When using Sorted Set to save the latitude and longitude information of the vehicle, the element of the Sorted Set is the vehicle ID, and the weight score of the element is the latitude and longitude information, as shown in the following figure:

Insert picture description here


The weight score of the Sorted Set elements is a floating point number (float type), And a set of latitude and longitude contains two values ​​of longitude and latitude, which cannot be directly stored as a floating point number.How to save it?

  • GeoHash encoding in GEO type

Redis uses the GeoHash encoding method widely used in the industry. The basic principle of this method is "interval encoding between two partitions" .

For a geographic location information, its longitude range is [-180,180]. GeoHash encoding will encode a longitude value into an N-bit binary value. Let's do N second partition operations on the longitude range [-180,180], where N can be customized.

In the first two divisions, the longitude range [-180,180] will be divided into two sub-intervals: [-180,0) and [0,180] (I call it the left and right divisions). At this point, we can check whether the longitude value to be encoded falls in the left partition or the right partition. If it falls in the left partition, we use 0 to indicate; if it falls in the right partition, we use 1 to indicate. In this way, we can get a 1-bit coded value every time we finish the second partition.

Then, we will do a second partition for the partition to which the longitude value belongs, and at the same time again check whether the longitude value falls in the left partition or the right partition after the second partition, and then perform 1-bit encoding according to the previous rule. After finishing the second partition N times, the longitude value can be represented by an N bit number.

For example, suppose that the longitude value we want to encode is 116.37, and we use a 5-bit encoding value (that is, N=5, do 5 partitions).

Let's do the first two-partition operation first, and divide the longitude interval [-180,180] into the left partition [-180,0) and the right partition [0,180]. At this time, the longitude value 116.37 belongs to the right partition [0,180], so, We use 1 to represent the code value after the first second partition.

Next, we do the second second partition: divide the [0,180] interval to which the longitude value 116.37 belongs, into [0,90) and [90, 180]. At this time, the longitude value 116.37 still belongs to the right partition [90,180], so the code value after the second partition is still 1. Wait until the second partition of [90,180] is performed for the third time, the longitude value 116.37 falls in the left partition [90, 135) after the partition, so the code value after the third partition is 0.

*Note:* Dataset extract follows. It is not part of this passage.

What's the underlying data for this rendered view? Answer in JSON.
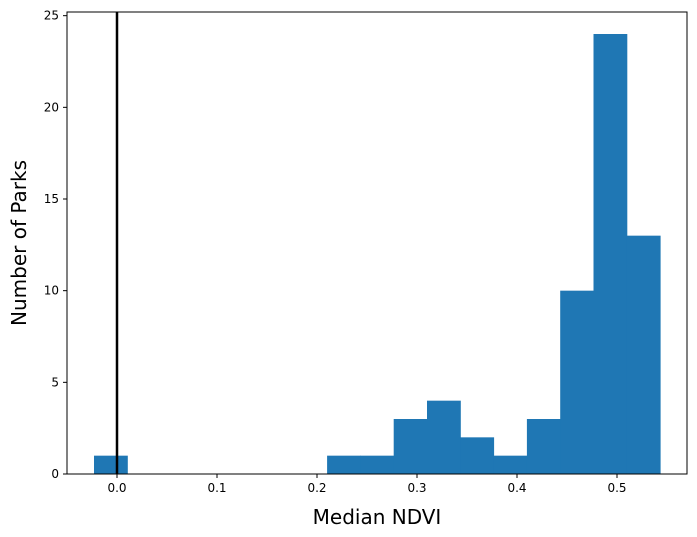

According to this method, after completing 5 partitions, we locate the longitude value 116.37 in the interval [112.5, 123.75], and obtain the 5-bit encoding value of the longitude value, which is 11010. The encoding process is shown in the following table:

Insert picture description here

The coding method for latitude is the same as for longitude, except that the range of latitude is [-90, 90]. The following table shows the coding process for latitude value 39.86.

Insert picture description here

When a group of latitude and longitude values ​​are coded, we then combine their respective coded values ​​together. The combination rule is: the even digits of the final coded value are sequentially coded for longitude, and the odd digits are sequentially coded for latitude Value, where even-numbered bits start from 0, and odd-numbered bits start from 1.

The respective code values ​​of the latitude and longitude (116.37, 39.86) we just calculated are 11010 and 10111. After the combination, the 0th digit is the 0th digit 1 of the longitude, the 1st digit is the latitude 0th digit 1, and the second digit is the longitude The first digit is 1, the third digit is the latitude's first digit 0, and so on, you can get the final code value 1110011101, as shown in the following figure:

Insert picture description here

Of course, after using GeoHash encoding, we are equivalent to dividing the entire geographic space into grids, and each grid corresponds to a partition in GeoHash.